Aboriginal young people make up only one per cent of Victorians aged 10 to 18, but constitute around 13 per cent of young people under youth justice supervision. It’s a statistic the Labor Government is determined to change.
For the first time, an Aboriginal Youth Support Service will work closely with young Aboriginal people to address anti-social behaviour and identify positive alternatives. The Service will link young Aboriginal people with education or training, manage alcohol or drug abuse and address challenging family relationships.
Local Aboriginal Community Controlled Organisations will deliver the programs with the existing mainstream Youth Support Service, ensuring those young people at risk of entering the youth justice system are offered culturally sensitive early interventions.

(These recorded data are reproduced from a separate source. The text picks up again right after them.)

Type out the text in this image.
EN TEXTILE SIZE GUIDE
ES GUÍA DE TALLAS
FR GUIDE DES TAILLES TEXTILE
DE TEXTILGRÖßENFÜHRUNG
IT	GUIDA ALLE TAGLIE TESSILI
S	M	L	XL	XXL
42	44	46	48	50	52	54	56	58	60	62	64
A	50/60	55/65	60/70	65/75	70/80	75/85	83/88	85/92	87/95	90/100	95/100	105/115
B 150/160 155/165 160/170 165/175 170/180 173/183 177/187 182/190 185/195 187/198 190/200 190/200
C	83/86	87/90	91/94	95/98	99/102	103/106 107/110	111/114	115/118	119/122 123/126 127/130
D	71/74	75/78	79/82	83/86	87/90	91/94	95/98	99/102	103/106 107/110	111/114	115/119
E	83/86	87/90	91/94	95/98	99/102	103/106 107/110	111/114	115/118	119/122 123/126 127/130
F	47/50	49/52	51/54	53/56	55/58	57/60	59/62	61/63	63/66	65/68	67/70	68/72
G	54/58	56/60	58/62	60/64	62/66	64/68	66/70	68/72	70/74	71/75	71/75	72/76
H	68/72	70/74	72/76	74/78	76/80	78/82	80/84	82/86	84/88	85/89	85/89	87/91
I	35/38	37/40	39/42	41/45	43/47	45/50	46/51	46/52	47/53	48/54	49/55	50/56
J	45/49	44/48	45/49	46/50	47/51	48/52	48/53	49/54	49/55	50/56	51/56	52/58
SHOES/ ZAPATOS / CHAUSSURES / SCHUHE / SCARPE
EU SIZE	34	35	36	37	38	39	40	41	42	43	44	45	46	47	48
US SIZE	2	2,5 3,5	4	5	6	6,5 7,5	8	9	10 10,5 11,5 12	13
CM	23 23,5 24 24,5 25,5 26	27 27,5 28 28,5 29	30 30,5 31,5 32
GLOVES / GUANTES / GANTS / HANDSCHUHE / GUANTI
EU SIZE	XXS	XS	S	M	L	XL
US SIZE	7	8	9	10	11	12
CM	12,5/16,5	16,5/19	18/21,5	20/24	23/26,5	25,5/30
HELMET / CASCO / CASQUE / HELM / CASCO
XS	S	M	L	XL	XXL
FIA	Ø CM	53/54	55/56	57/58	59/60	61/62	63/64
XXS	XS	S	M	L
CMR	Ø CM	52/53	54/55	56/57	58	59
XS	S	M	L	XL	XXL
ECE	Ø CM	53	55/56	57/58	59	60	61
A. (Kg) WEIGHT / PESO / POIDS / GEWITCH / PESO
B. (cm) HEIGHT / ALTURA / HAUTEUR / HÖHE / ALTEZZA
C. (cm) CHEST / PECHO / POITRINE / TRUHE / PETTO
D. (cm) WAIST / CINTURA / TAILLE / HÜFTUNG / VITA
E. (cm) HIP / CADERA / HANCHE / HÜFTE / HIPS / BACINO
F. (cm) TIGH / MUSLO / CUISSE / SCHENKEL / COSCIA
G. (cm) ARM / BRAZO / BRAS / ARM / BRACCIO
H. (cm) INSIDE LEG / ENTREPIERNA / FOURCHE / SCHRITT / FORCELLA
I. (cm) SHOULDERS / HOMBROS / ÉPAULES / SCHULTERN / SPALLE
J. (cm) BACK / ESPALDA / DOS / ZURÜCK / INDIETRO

The Labor Government is taking action to address the over representation of Aboriginal young people in the youth justice system. The 2016-17 Victorian Budget includes $1.1 million for the Koori Youth Justice Program to expand its Koori-based early intervention work, which is coordinated with the Aboriginal community.
The Budget also included $875,000 for the development of an Aboriginal youth mentoring program, providing support for vulnerable young Aboriginal people.
Quotes attributable to Minister for Families and Children, Jenny Mikakos
“This is a new way of looking at how we intervene early to improve the lives of young Aboriginal people and address the over representation in the youth justice system.”
“We are working side by side with Aboriginal communities to address the underlying issues leading to disengagement and offending.”
“We know that diversion, early intervention and rehabilitation are key to creating safer communities and improving the lives of young people and their families.”